Thilagavathy convinces her husband to arrange a second marriage for their son, Ramkumar. However, Ramkumar thwarts the plans by requesting the bride to provide a fertility certificate, leading to the cancellation of the marriage plans. When his parents threaten to leave the house if he doesn't agree to a second marriage, Ramkumar reluctantly leaves Uma at Rajagopal's house to cool down his parents. Uma mistakenly assumes he's pursuing a second marriage.

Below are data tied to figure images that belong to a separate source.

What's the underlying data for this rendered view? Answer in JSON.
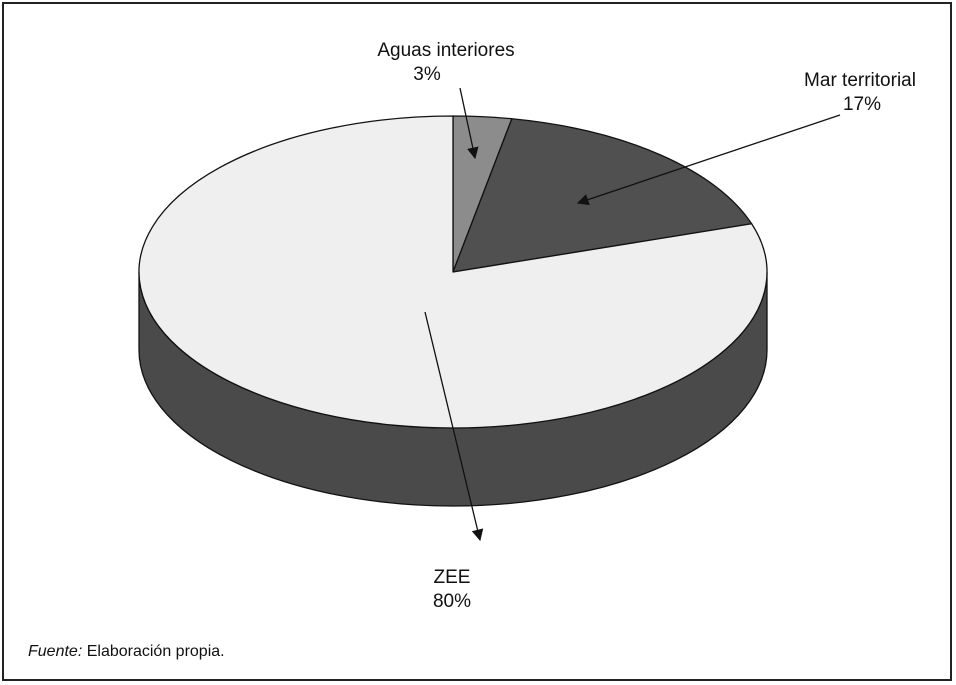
{
  "chart_data": {
    "type": "pie",
    "style": "3d",
    "slices": [
      {
        "label": "Aguas interiores",
        "value": 3,
        "value_label": "3%",
        "color": "#8c8c8c"
      },
      {
        "label": "Mar territorial",
        "value": 17,
        "value_label": "17%",
        "color": "#505050"
      },
      {
        "label": "ZEE",
        "value": 80,
        "value_label": "80%",
        "color": "#efefef"
      }
    ],
    "side_color": "#4a4a4a",
    "outline_color": "#111111"
  },
  "source": {
    "prefix": "Fuente:",
    "text": "Elaboración propia."
  }
}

Thilagavathy arranges Ramkumar's marriage to Bhama, but Ramkumar learns that Bhama is already planning to elope with her lover, Arun. Relieved, Ramkumar thinks Bhama won't be an issue. However, the doctor informs Uma about Ramkumar's impending second marriage. With Rajagopal's help, Uma decides to stop the engagement by falsely claiming she's pregnant.

Ramkumar discovers Uma's plan but agrees to play along, enacting as if he's excited about the pregnancy. Rama suspects that Uma's pregnancy is real and accuses Rajagopal of fathering the child, leading to tensions between Rama and Rajagopal. Thilagavathy overhears their argument and discovers that Uma's pregnancy claim is a lie. Enraged, she confronts Uma, who admits to the deception. Undeterred, Thilagavathy quickly arranges another bride for Ramkumar and schedules an engagement. Desperate to avoid a second marriage and remain loyal to Uma, Ramkumar makes a shocking decision to undergo vasectomy, who is still unaware that he is actually impotent and has been mistakenly believing Uma to be the one incapable of bearing children. Uma and Ramkumar's parents are stunned by his drastic decision.

== Production ==
Kanmani Poonga was the second directorial venture of Visu, who also wrote it. The film was produced by V. Mohan of Anandhi Films, photographed by N. Balakrishnan and edited by N. R. Kittu.

== Soundtrack ==
The soundtrack was composed by M. S. Viswanathan.

Track listing
| No. | Title | Lyrics | Singer(s) | Length |
|---|---|---|---|---|
| 1. | "En Iravinil Iru Nilavo" | Vaali | P. S. Ramachandran |  |
| 2. | "Kitta Vaadi Muttakosu" | Idhaya Chandran | S. Janaki, Malaysia Vasudevan |  |
| 3. | "Kanmani Poonga Kanmani Poonga" | Vaali | B. Sasirekha, Uma Ramanan, Kovai Soundararajan, Vijayaramani |  |

== Release and reception ==
Kanmani Poonga was released on 14 November 1982, on Diwali day alongside other releases such as Darling, Darling, Darling, Valibamey Vaa Vaa, Agni Sakshi, Paritchaikku Neramaachu and Adhisayappiravigal. The film failed commercially. It received an A (adults only) certificate from the censor board, and Visu minimised directing such films in the future, instead favouring family entertainment. Thiraignani of Kalki praised the acting of the star cast and concluded for those who initially doubted whether sand can be spun into rope (referencing his previous film Manal Kayiru), Visu has demonstrated a beautiful nylon rope. Balumani of Anna praised the acting of the cast, music and cinematography.